Moody’s claims – RBI to keep interest rates stable this year

New Delhi| The Indian economy is in good shape, but the RBI may maintain a relatively tight monetary policy this year due to inflation risks. Moody’s Ratings said this on Friday, projecting 7.2 percent GDP growth for India in 2024.

Moody’s said that despite the rally in the near future, retail inflation will ease in line with the Reserve Bank’s target in the coming months, as food prices will come down due to higher sowing and adequate food grain buffer stock. Retail inflation hit a 14-month high of 6.21, surpassing the RBI’s upper tolerable limit, driven by a sharp surge in vegetable prices. The agency said sporadic pressure on food prices continues to lead to disinflation.

“The potential risks to inflation from rising geopolitical tensions and extreme weather conditions underline the RBI’s cautious stance towards policy easing”, Moody’s said. While the central bank neutralized its monetary policy stance in October, keeping the repo rate stable at 6.5 percent, it will maintain a relatively tight monetary policy next year, given the healthy growth dynamics and inflation risks.

RBI’s interest rate setting Monetary Policy Committee meeting is scheduled to be held next month, but with inflation at a high level, it is unlikely that RBI will cut benchmark interest rates.

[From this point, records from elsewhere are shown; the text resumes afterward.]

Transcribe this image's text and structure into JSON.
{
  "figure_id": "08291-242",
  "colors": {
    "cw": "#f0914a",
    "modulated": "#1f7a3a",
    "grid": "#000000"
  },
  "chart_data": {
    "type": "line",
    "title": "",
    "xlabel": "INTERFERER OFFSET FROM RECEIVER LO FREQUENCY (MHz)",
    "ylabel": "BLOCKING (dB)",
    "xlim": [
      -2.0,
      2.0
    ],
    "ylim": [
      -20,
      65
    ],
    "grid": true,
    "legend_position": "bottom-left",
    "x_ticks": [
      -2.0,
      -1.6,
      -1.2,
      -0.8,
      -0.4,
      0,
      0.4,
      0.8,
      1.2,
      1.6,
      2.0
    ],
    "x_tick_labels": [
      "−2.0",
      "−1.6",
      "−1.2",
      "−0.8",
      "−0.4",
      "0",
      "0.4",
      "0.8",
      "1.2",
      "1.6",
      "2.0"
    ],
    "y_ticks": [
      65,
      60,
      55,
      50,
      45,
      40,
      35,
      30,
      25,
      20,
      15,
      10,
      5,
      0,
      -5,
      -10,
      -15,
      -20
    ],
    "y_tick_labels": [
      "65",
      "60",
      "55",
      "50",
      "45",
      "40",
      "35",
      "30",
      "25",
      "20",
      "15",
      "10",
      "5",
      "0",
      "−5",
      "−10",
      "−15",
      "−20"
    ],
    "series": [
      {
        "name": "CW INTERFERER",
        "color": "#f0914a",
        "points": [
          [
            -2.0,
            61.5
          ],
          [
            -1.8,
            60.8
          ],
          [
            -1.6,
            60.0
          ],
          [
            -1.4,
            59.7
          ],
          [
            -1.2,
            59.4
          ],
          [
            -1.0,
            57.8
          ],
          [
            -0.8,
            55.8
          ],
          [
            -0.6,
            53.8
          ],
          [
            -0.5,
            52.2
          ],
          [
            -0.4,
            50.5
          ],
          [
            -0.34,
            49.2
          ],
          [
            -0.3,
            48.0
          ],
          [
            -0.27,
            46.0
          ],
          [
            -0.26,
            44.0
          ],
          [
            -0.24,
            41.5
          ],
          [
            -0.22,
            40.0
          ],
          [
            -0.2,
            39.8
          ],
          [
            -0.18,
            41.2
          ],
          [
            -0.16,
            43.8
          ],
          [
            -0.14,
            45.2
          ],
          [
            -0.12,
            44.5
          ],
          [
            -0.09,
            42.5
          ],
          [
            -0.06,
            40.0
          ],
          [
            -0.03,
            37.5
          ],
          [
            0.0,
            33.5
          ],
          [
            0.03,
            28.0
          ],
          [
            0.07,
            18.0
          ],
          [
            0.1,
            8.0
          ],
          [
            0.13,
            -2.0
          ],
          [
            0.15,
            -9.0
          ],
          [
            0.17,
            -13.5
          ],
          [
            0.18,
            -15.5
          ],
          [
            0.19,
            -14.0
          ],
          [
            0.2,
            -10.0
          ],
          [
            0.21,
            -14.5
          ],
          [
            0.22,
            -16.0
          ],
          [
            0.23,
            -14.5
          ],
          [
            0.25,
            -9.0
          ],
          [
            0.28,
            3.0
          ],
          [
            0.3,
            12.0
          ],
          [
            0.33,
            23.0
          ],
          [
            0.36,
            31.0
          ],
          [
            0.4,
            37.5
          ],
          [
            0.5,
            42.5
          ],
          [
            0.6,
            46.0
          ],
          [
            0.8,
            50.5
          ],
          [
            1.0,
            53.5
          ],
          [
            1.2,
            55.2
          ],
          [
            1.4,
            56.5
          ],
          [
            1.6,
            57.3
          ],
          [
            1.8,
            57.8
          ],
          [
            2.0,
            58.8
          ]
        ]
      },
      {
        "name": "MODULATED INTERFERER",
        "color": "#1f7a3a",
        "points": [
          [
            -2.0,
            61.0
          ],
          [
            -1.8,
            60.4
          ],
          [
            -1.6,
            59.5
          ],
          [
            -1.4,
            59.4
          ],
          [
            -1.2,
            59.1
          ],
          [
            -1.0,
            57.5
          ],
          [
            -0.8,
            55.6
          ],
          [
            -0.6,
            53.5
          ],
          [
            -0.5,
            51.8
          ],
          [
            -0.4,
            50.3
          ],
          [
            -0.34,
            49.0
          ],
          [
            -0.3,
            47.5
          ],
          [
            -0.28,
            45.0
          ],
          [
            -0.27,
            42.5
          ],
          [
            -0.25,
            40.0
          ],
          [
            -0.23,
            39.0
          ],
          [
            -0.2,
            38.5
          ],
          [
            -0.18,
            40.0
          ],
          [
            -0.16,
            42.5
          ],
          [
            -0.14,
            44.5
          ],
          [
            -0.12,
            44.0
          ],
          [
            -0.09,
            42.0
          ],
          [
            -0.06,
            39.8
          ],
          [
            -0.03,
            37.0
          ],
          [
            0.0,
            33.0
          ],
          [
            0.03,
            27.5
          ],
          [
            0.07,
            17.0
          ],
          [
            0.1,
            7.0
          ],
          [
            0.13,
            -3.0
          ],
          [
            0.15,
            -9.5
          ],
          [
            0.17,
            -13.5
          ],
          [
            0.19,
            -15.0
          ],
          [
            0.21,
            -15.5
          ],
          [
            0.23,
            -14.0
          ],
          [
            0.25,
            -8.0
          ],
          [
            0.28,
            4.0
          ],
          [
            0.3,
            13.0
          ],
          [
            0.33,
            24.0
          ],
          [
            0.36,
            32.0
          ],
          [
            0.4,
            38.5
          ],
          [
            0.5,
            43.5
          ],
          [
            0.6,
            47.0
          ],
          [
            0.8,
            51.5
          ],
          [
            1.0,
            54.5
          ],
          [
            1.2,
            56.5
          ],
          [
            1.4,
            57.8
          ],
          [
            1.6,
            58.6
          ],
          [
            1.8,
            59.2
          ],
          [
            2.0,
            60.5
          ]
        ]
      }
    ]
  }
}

Domestic consumption is likely to increase, which will be boosted by increased spending and continued acceleration in rural demand during the current festive season, the US rating agency said in its Global Macro Outlook 2025-26.

Additionally, increasing capacity utilization, encouraging business sentiment and continued emphasis by the government on infrastructure expenditure will support private investment. India’s real GDP grew by 6.7 percent on a year-on-year basis in the second quarter of 2024, made possible by recovery in domestic consumption, strong investment and strong manufacturing activity. There are signs of stable economic momentum in the July-September quarter as well.

Moody’s said, “… From a macroeconomic perspective, the Indian economy is in a good position with a mix of solid growth and soft inflation. We forecast a 7.2 percent increase for calendar year 2024, followed by 6.6 percent in 2025 and 6.5 percent in 2026.

Strong economic fundamentals, including healthy corporate and bank balance sheets, strong external positions and adequate foreign exchange reserves, also bode well for the growth outlook, it said. Moody’s said the global economy has shown remarkable resilience in its comeback despite supply chain disruptions during the pandemic, the energy and food crises after the Russia-Ukraine war began, high inflation and the resulting tightening of monetary policy.

“Most G-20 economies will experience steady growth and continue to benefit from policy easing and ancillary commodity prices”, said Madhavi Bokil, senior vice president at Moody’s Ratings and author of the report. Post-election changes in U.S. domestic and international policies, however, could accelerate global economic fragmentation, further complicating ongoing stabilization

Moody’s said trade tensions and geopolitical tensions, particularly between the US and China, are primary risks to the global macroeconomic outlook. Potential long-term geo-economic fragmentation could complicate global trade and financial engagement. Moody’s said economies with strong domestic drivers of growth will experience greater resilience and stability.